Arbustos frutíferos ornam o ambiente, deixando-o mais belo.
Léo ainda colhe frutos enquanto segue à morada de Ogum.
Todo orgulhoso, caminha na direção dos irmãos.
Observando os animais e vegetais, Ogum estranha, mede o rapaz com o olhar, levanta e o questiona:
— Demorou… Onde conseguiu e com quem?
— Ibeji… Abikus me ajudaram. Boa tarde, meu pai, meu tio.

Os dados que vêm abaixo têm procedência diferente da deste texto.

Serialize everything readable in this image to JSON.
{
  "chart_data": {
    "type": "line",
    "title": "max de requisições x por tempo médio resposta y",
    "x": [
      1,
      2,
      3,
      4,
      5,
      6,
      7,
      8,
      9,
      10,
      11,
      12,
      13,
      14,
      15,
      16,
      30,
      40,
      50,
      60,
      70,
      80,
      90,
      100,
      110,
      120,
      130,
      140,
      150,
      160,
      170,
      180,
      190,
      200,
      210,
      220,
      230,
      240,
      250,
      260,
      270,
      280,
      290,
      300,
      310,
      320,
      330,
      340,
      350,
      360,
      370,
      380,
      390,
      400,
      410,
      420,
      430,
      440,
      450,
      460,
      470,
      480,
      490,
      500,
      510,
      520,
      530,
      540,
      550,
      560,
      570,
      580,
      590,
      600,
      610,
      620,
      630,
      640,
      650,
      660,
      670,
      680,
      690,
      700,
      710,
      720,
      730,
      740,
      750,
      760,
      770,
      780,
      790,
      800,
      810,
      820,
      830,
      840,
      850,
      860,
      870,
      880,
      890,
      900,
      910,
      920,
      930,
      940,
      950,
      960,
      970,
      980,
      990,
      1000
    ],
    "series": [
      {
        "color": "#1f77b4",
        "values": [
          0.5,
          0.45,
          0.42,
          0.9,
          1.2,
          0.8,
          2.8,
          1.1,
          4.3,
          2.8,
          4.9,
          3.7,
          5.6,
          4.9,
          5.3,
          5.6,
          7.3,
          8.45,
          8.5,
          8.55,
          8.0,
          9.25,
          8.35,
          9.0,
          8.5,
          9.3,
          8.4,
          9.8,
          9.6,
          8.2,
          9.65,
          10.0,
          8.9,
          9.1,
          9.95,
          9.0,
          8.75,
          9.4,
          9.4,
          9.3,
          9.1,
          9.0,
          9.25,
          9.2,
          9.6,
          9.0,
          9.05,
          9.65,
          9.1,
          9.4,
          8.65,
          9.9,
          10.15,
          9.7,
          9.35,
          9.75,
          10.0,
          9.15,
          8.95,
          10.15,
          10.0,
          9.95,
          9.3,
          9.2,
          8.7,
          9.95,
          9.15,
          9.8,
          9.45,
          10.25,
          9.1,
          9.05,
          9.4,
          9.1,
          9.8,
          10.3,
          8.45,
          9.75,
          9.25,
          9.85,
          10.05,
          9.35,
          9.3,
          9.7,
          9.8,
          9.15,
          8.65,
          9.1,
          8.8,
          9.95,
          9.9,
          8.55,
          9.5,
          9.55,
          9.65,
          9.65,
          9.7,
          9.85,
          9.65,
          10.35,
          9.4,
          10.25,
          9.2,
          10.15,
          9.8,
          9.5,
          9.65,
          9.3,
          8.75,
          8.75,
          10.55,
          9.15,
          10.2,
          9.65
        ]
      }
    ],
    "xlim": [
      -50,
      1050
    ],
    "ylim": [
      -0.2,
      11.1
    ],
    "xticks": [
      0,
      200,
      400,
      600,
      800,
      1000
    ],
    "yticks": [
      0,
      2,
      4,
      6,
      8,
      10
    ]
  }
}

Ogum e Exu se entreolham, acenam positivamente com a cabeça e Ogum retoma a palavra:
— E… como foi essa história?
— Primeiro, meu pai. — Léo diz, solene. — Ibeji pediu para mandar um abraço, disse sentir saudades, porém as coisas em seu trabalho estão difíceis, logo, está sem tempo para visitá-los.
Ogum assente.
— Resumindo… — Suspira, tentando criar o resumo em sua mente. — Brinquei com bons e queridos amigos abikus, que conheci de outro lugar. Conheci o grande Iroko, este disse, por intermédio de Mariazinha, que atenderia meu desejo. Não entendi… — Dá de ombros. — Disse que daria tempo e o saudoso Ibeji me presenteou com o dom dos abikus, de me esconder de qualquer um ou qualquer coisa, se estiver correto… também me possibilitando achar qualquer criança, se eu precisar.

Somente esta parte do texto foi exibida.